Before Jim hurt his shoulder, we had talked about replacing the pottery studio floor. The vinyl tiles that we pasted down 15 years ago are cracking. That home improvement idea went on hold with Jim’s accident . . . until this weekend.
After glazing a table full of pots and stacking the kiln last Thursday, I could taste the glaze dust in my mouth, smell it in the garage, and feel it prickling my throat. I told Jim that I might have to quit doing pottery altogether. But for now, I needed to find a really good mask and use that when I’m working around clay and glaze dust. That’s when we decided to move the pottery operation into the garage. He is ready to downsize, and he thinks he can fit the potter’s wheel, slab roller, extruder, and pug mill in there if we remove the big shelving unit and the junk we don’t need. Hmmmmm.
We’ve co-habitated with clay for our entire married life. In Denver, the studio was off the utility room, which was off the kitchen, which was off the living room. In our present home, the studio is off the living room. Clay dust has been a fact of life in our house. We don’t see it in the air, but it makes its presence known in the vacuum cleaner. I’m the one who is most bothered by the dust. Jim may be too, but he doesn’t sense it as a hazard as I do.
So, the plan is:
- Clear everything out of the pottery studio
- Decide what kind of floor covering we want
- Clean the pottery studio top to bottom
- Finish glazing and firing all pottery on tap and move it into the galleries that carry our work
- Take down the old shelving unit in the garage that held a thousand things
- Clear all “stuff” out of the garage that we no longer need
- Have a garage sale
- Move the pottery equipment into the pristine, clean garage
- Resume making pottery on a limited scale
- Convert the pottery studio to its new incarnation – still to be decided
Here are some pictures of the chaos around our place. This is the northwest corner. We’ve already moved three shelving units out, exposing the west wall. That’s our pug mill and table piled high with stuff that has to go to the garage . . or the dump.
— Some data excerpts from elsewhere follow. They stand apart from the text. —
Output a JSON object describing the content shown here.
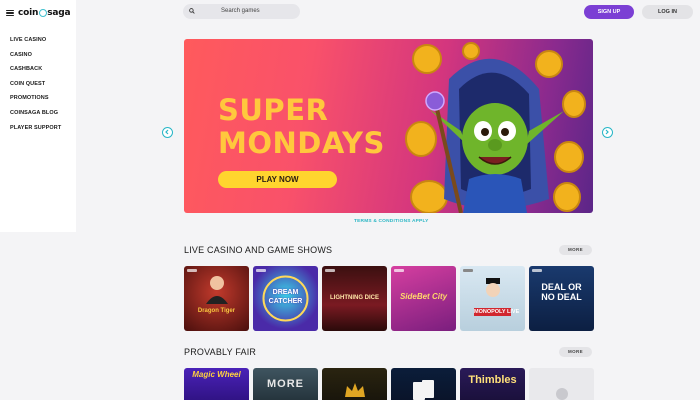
{
  "header": {
    "logo": {
      "left": "coin",
      "right": "saga"
    },
    "search_placeholder": "Search games",
    "signup_label": "SIGN UP",
    "login_label": "LOG IN"
  },
  "sidebar": {
    "items": [
      {
        "label": "LIVE CASINO"
      },
      {
        "label": "CASINO"
      },
      {
        "label": "CASHBACK"
      },
      {
        "label": "COIN QUEST"
      },
      {
        "label": "PROMOTIONS"
      },
      {
        "label": "COINSAGA BLOG"
      },
      {
        "label": "PLAYER SUPPORT"
      }
    ]
  },
  "banner": {
    "title_line1": "SUPER",
    "title_line2": "MONDAYS",
    "cta": "PLAY NOW",
    "terms": "TERMS & CONDITIONS APPLY"
  },
  "sections": [
    {
      "title": "LIVE CASINO AND GAME SHOWS",
      "more": "MORE",
      "tiles": [
        {
          "label": "Dragon Tiger",
          "name": "dragon-tiger"
        },
        {
          "label": "DREAM CATCHER",
          "name": "dream-catcher"
        },
        {
          "label": "LIGHTNING DICE",
          "name": "lightning-dice"
        },
        {
          "label": "SideBet City",
          "name": "side-bet-city"
        },
        {
          "label": "MONOPOLY LIVE",
          "name": "monopoly-live"
        },
        {
          "label": "DEAL OR NO DEAL",
          "name": "deal-or-no-deal"
        }
      ]
    },
    {
      "title": "PROVABLY FAIR",
      "more": "MORE",
      "tiles": [
        {
          "label": "Magic Wheel",
          "name": "magic-wheel"
        },
        {
          "label": "MORE",
          "name": "more-less"
        },
        {
          "label": "",
          "name": "crown-game"
        },
        {
          "label": "",
          "name": "cards-game"
        },
        {
          "label": "Thimbles",
          "name": "thimbles"
        },
        {
          "label": "",
          "name": "loading-tile"
        }
      ]
    }
  ],
  "colors": {
    "accent_purple": "#7b3fd4",
    "teal": "#27b6c7",
    "banner_yellow": "#ffd52e"
  }
}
Pointing my camera toward the east wall, this is a view of total chaos on Saturday morning. Everything is coming down and moving out. Most goes onto the garage floor for now.
And this is Sunday. The room is virtually cleaned out. The utility sink will stay for now.
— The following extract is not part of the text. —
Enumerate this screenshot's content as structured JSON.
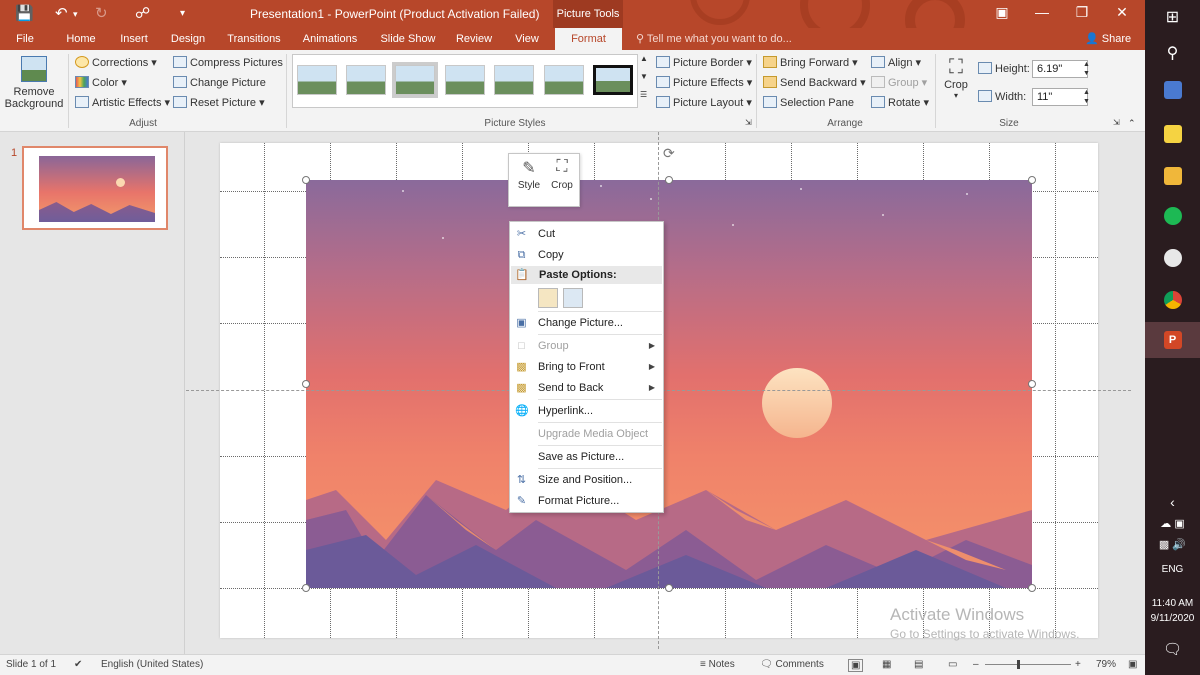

The miracle is that Jim was able to move all these things, with my help of course. His right shoulder didn’t hurt after two days of moving heavy equipment and shelving. His arm is getting stronger. I’m putting Young Living Essential Oils on his shoulder separation “bump” at night and maybe it’s working.
Next we will attack the garage. It is a picture of chaos that you cannot imagine. I’ll save its transformation for another blog. I’m sure it won’t happen overnight.